In terms of its architecture, the Louvre is one of the most striking buildings in Paris. The old palace is awesomely beautiful and if you sit in the courtyard and look through one of the arches you can see the glass pyramid glinting enticingly in the distance. Although the modern glass pyramid caused a lot of stir upon completion in 1989, it is now the most famous part of the Louvre, outshining even the grand palace. A building of contradictions, the hyper-modern pyramid compliments the 12th-century building and the surrounding Jardin des Tuileries perfectly.
But Paris is overflowing with art galleries and it seems that maybe the most controversial thing to do would be to avoid a trip to the Louvre all together. One of my favourite galleries in Paris is the Rodin Museum. Situated in the south-west of Paris this is far away enough from the busy centre, and the two-mile radius most tourists don’t dare pass in Paris, yet near enough not to be too much of a trek. The peaceful gardens are home to some of his most famous sculptures like The Thinker, separated off from the rest of the gardens in a small world of its own. This seclusion really allows the viewer to appreciate and think about (’scuse the pun) Rodin’s statue. The museum itself is filled to the brim with sculptures, some extremely famous, some not so famous, and only takes two hours to walk around and explore Rodin’s fascinating world. This museum offers a rare quiet moment away from the lively city. Another haven, this time well and truly inside the city centre, is Sainte Chapelle. Brave the long queue, even for a glimpse of the chapel – trust me, it’s worth it. Not an art gallery per se, the chapel is hidden behind the Palais de Justice and is one of Paris’ hidden gems. I cannot do justice to the beauty of the chapel, and when the light streams through the windows, as much as I hate this word, the sight is simply breathtaking.

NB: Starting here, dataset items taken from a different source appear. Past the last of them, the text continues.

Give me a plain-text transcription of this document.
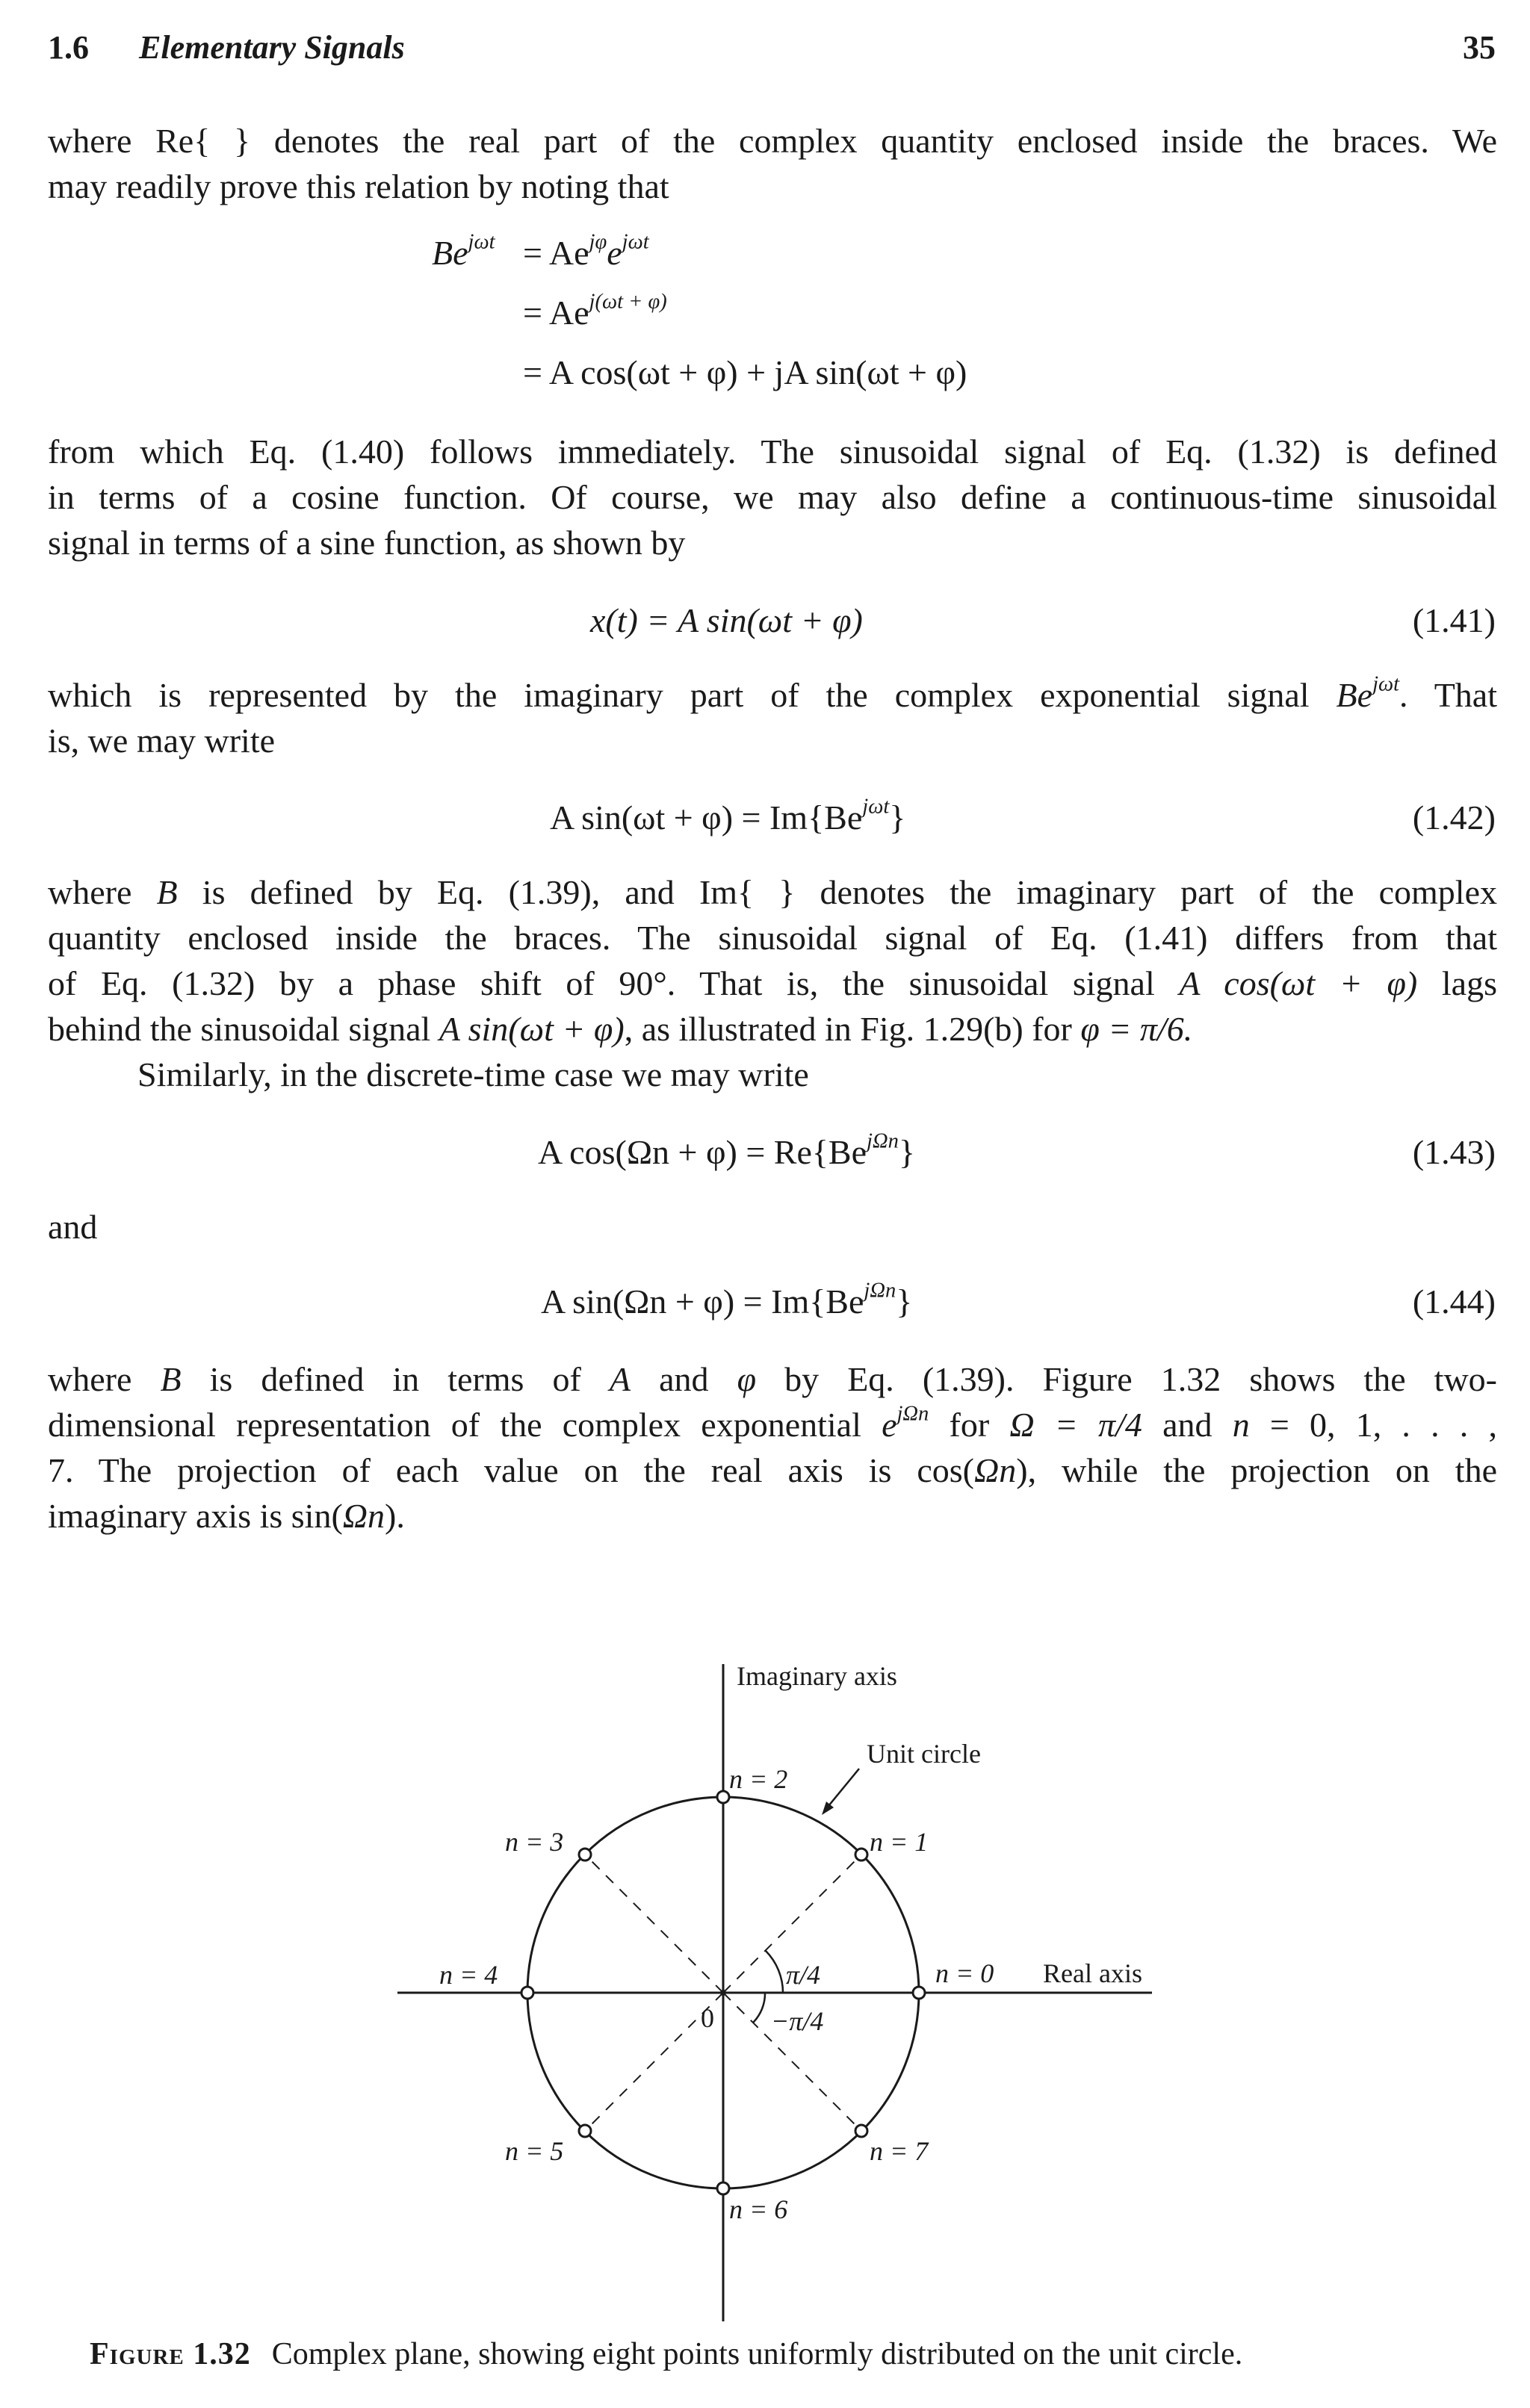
1.6 Elementary Signals	35
where Re{ } denotes the real part of the complex quantity enclosed inside the braces. We
may readily prove this relation by noting that
$Be^{j\omega t} = Ae^{j\varphi}e^{j\omega t}$
= $Ae^{j(\omega t + \varphi)}$
= A cos(ωt + φ) + jA sin(ωt + φ)
from which Eq. (1.40) follows immediately. The sinusoidal signal of Eq. (1.32) is defined
in terms of a cosine function. Of course, we may also define a continuous-time sinusoidal
signal in terms of a sine function, as shown by
x(t) = A sin(ωt + φ)	(1.41)
which is represented by the imaginary part of the complex exponential signal $Be^{j\omega t}$. That
is, we may write
A $\sin(\omega t + \varphi) = Im\{Be^{j\omega t}\}$	(1.42)
where B is defined by Eq. (1.39), and Im{ } denotes the imaginary part of the complex
quantity enclosed inside the braces. The sinusoidal signal of Eq. (1.41) differs from that
of Eq. (1.32) by a phase shift of 90°. That is, the sinusoidal signal A cos(ωt + φ) lags
behind the sinusoidal signal A sin(ωt + φ), as illustrated in Fig. 1.29(b) for φ = π/6.
Similarly, in the discrete-time case we may write
A $\cos(\Omega n + \varphi) = Re\{Be^{j\Omega n}\}$	(1.43)
and
A $\sin(\Omega n + \varphi) = Im\{Be^{j\Omega n}\}$	(1.44)
where B is defined in terms of A and φ by Eq. (1.39). Figure 1.32 shows the two-
dimensional representation of the complex exponential $e^{j\Omega n}$ for Ω = π/4 and n = 0, 1, . . . ,
7. The projection of each value on the real axis is cos(Ωn), while the projection on the
imaginary axis is sin(Ωn).
Imaginary axis
Real axis
Unit circle
0
π/4
−π/4
n = 0
n = 1
n = 2
n = 3
n = 4
n = 5
n = 6
n = 7
Figure 1.32 Complex plane, showing eight points uniformly distributed on the unit circle.
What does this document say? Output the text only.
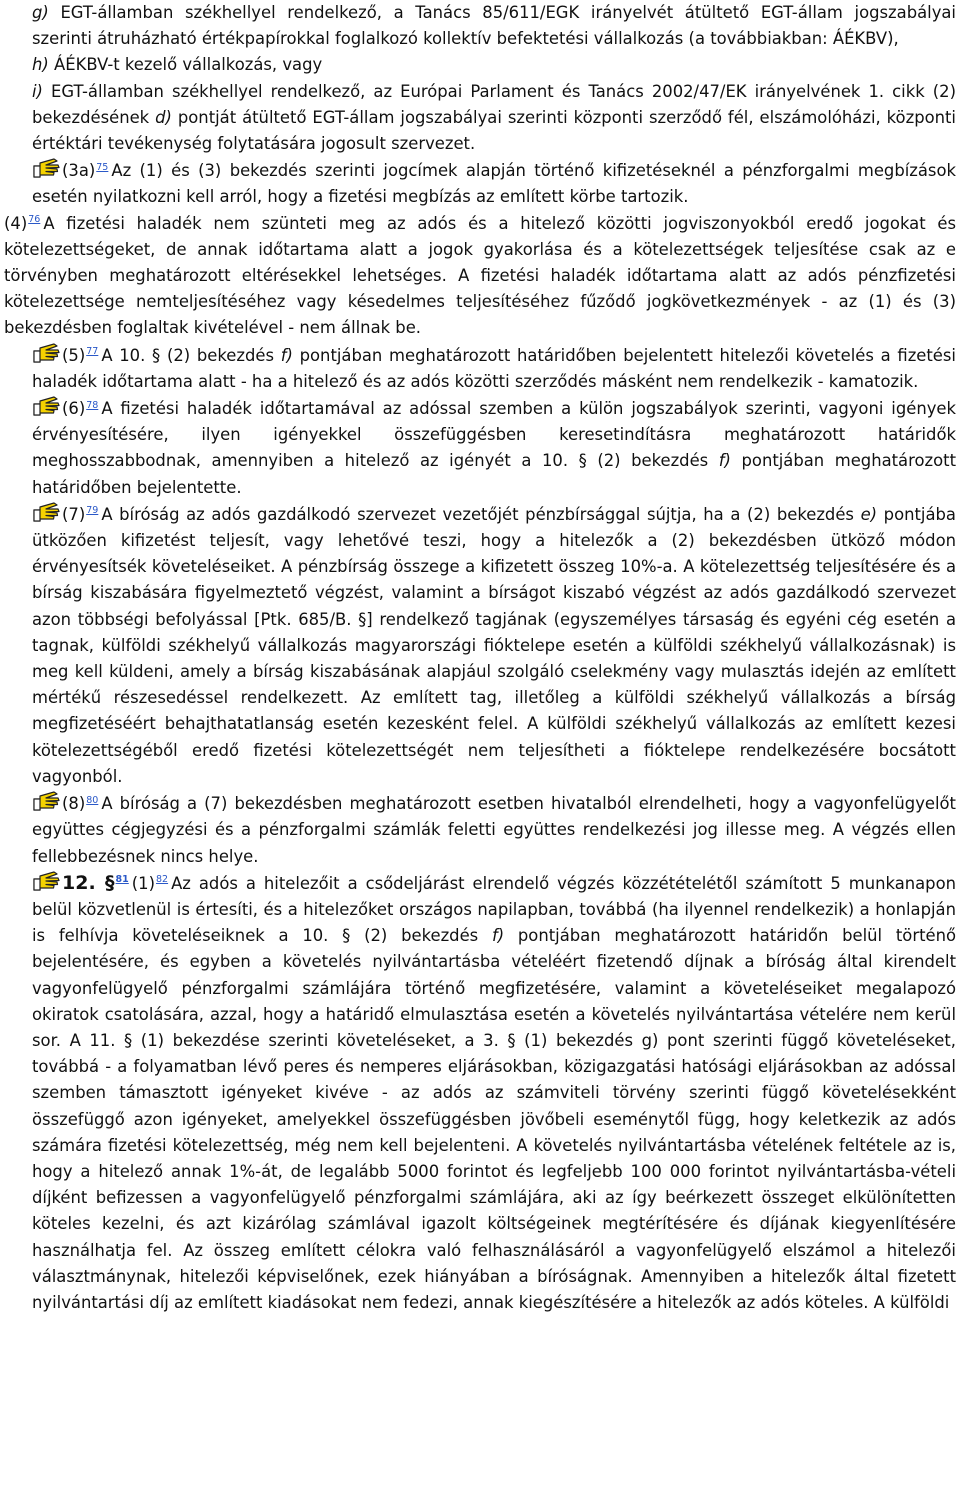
g) EGT-államban székhellyel rendelkező, a Tanács 85/611/EGK irányelvét átültető EGT-állam jogszabályai szerinti átruházható értékpapírokkal foglalkozó kollektív befektetési vállalkozás (a továbbiakban: ÁÉKBV),

h) ÁÉKBV-t kezelő vállalkozás, vagy

i) EGT-államban székhellyel rendelkező, az Európai Parlament és Tanács 2002/47/EK irányelvének 1. cikk (2) bekezdésének d) pontját átültető EGT-állam jogszabályai szerinti központi szerződő fél, elszámolóházi, központi értéktári tevékenység folytatására jogosult szervezet.

(3a)$^{75}$ Az (1) és (3) bekezdés szerinti jogcímek alapján történő kifizetéseknél a pénzforgalmi megbízások esetén nyilatkozni kell arról, hogy a fizetési megbízás az említett körbe tartozik.

(4)$^{76}$ A fizetési haladék nem szünteti meg az adós és a hitelező közötti jogviszonyokból eredő jogokat és kötelezettségeket, de annak időtartama alatt a jogok gyakorlása és a kötelezettségek teljesítése csak az e törvényben meghatározott eltérésekkel lehetséges. A fizetési haladék időtartama alatt az adós pénzfizetési kötelezettsége nemteljesítéséhez vagy késedelmes teljesítéséhez fűződő jogkövetkezmények - az (1) és (3) bekezdésben foglaltak kivételével - nem állnak be.

(5)$^{77}$ A 10. § (2) bekezdés f) pontjában meghatározott határidőben bejelentett hitelezői követelés a fizetési haladék időtartama alatt - ha a hitelező és az adós közötti szerződés másként nem rendelkezik - kamatozik.

(6)$^{78}$ A fizetési haladék időtartamával az adóssal szemben a külön jogszabályok szerinti, vagyoni igények érvényesítésére, ilyen igényekkel összefüggésben keresetindításra meghatározott határidők meghosszabbodnak, amennyiben a hitelező az igényét a 10. § (2) bekezdés f) pontjában meghatározott határidőben bejelentette.

(7)$^{79}$ A bíróság az adós gazdálkodó szervezet vezetőjét pénzbírsággal sújtja, ha a (2) bekezdés e) pontjába ütközően kifizetést teljesít, vagy lehetővé teszi, hogy a hitelezők a (2) bekezdésben ütköző módon érvényesítsék követeléseiket. A pénzbírság összege a kifizetett összeg 10%-a. A kötelezettség teljesítésére és a bírság kiszabására figyelmeztető végzést, valamint a bírságot kiszabó végzést az adós gazdálkodó szervezet azon többségi befolyással [Ptk. 685/B. §] rendelkező tagjának (egyszemélyes társaság és egyéni cég esetén a tagnak, külföldi székhelyű vállalkozás magyarországi fióktelepe esetén a külföldi székhelyű vállalkozásnak) is meg kell küldeni, amely a bírság kiszabásának alapjául szolgáló cselekmény vagy mulasztás idején az említett mértékű részesedéssel rendelkezett. Az említett tag, illetőleg a külföldi székhelyű vállalkozás a bírság megfizetéséért behajthatatlanság esetén kezesként felel. A külföldi székhelyű vállalkozás az említett kezesi kötelezettségéből eredő fizetési kötelezettségét nem teljesítheti a fióktelepe rendelkezésére bocsátott vagyonból.

(8)$^{80}$ A bíróság a (7) bekezdésben meghatározott esetben hivatalból elrendelheti, hogy a vagyonfelügyelőt együttes cégjegyzési és a pénzforgalmi számlák feletti együttes rendelkezési jog illesse meg. A végzés ellen fellebbezésnek nincs helye.

12. §$^{81}$ (1)$^{82}$ Az adós a hitelezőit a csődeljárást elrendelő végzés közzétételétől számított 5 munkanapon belül közvetlenül is értesíti, és a hitelezőket országos napilapban, továbbá (ha ilyennel rendelkezik) a honlapján is felhívja követeléseiknek a 10. § (2) bekezdés f) pontjában meghatározott határidőn belül történő bejelentésére, és egyben a követelés nyilvántartásba vételéért fizetendő díjnak a bíróság által kirendelt vagyonfelügyelő pénzforgalmi számlájára történő megfizetésére, valamint a követeléseiket megalapozó okiratok csatolására, azzal, hogy a határidő elmulasztása esetén a követelés nyilvántartása vételére nem kerül sor. A 11. § (1) bekezdése szerinti követeléseket, a 3. § (1) bekezdés g) pont szerinti függő követeléseket, továbbá - a folyamatban lévő peres és nemperes eljárásokban, közigazgatási hatósági eljárásokban az adóssal szemben támasztott igényeket kivéve - az adós az számviteli törvény szerinti függő követelésekként összefüggő azon igényeket, amelyekkel összefüggésben jövőbeli eseménytől függ, hogy keletkezik az adós számára fizetési kötelezettség, még nem kell bejelenteni. A követelés nyilvántartásba vételének feltétele az is, hogy a hitelező annak 1%-át, de legalább 5000 forintot és legfeljebb 100 000 forintot nyilvántartásba-vételi díjként befizessen a vagyonfelügyelő pénzforgalmi számlájára, aki az így beérkezett összeget elkülönítetten köteles kezelni, és azt kizárólag számlával igazolt költségeinek megtérítésére és díjának kiegyenlítésére használhatja fel. Az összeg említett célokra való felhasználásáról a vagyonfelügyelő elszámol a hitelezői választmánynak, hitelezői képviselőnek, ezek hiányában a bíróságnak. Amennyiben a hitelezők által fizetett nyilvántartási díj az említett kiadásokat nem fedezi, annak kiegészítésére a hitelezők az adós köteles. A külföldi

But avoid the Louvre at all costs on a trip to Paris? Impossible! While the Louvre might not be my favourite place in Paris and I don’t think it quite deserves the title of greatest art gallery in the world, it is without a doubt a spectacular, unavoidable building, housing spectacular art. Walk around aimlessly for half a day and try to break past the magnetic force of the Mona Lisa – seriously, a whole world of incredible art lies beyond her creepy face. Appreciate the other galleries and buildings Paris has scattered around it and maybe we could call Paris itself one of the greatest art galleries in the world.